Violence and conflicts
Although the frequency of wars had decrease in recent decades to reach an all-time low in 2005, in recent years there has been an increase of violent conflicts and conflict-related deaths. Since 2010 state-based conflicts have increased by 60%, and armed conflict within countries by 125%.
The FAO assured that over the past ten years, "the number of violent conflicts around the world has increased significantly, in particular in countries already facing food insecurity, hitting rural communities the hardest and having a negative impact on food production and availability". The United Nations is worried that the current trends are likely to continue over coming years.
Climate change implications
The Food and Agriculture Organization of the United Nations explained that the food insecurity and malnutrition tend to be magnified where natural hazards such as droughts and floods compound the consequences of conflicts. FAO assured that "natural disasters are likely to increase with climate change, as climate change not only threatens food insecurity and malnutrition, but can also contribute to further downward deterioration into conflict, protracted crisis and continued fragility".

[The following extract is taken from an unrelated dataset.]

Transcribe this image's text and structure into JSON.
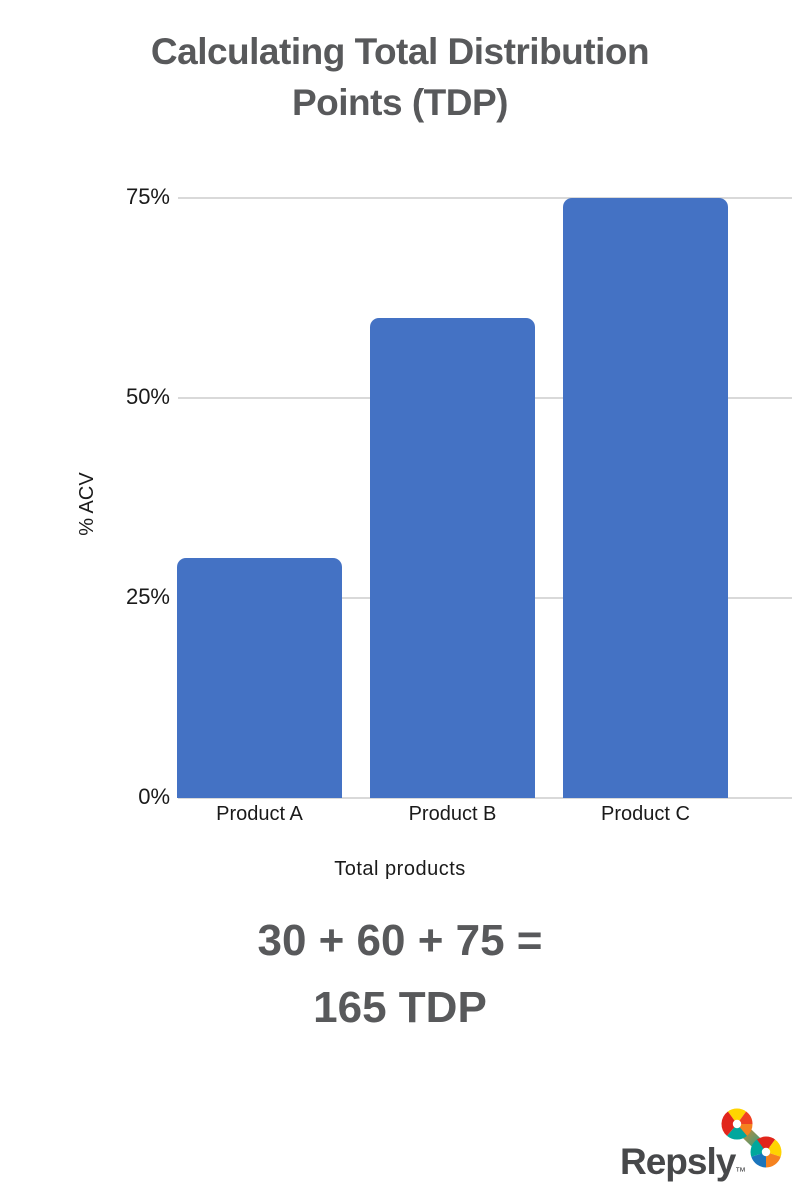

It is considered that over the past 60 years, 40% of civil wars have been associated to natural resources. Since 2000, 48% of civil conflicts in Africa are in contexts where access to rural land is essential.
The FAO report also assured that it would not be enough to make agriculture more productive to eliminate hunger in the world. The international organization said it is essential to increase the options available to the rural population. The organization is skeptical that hunger and all forms of malnutrition will end by 2030 unless all the factors that undermine food security are addressed.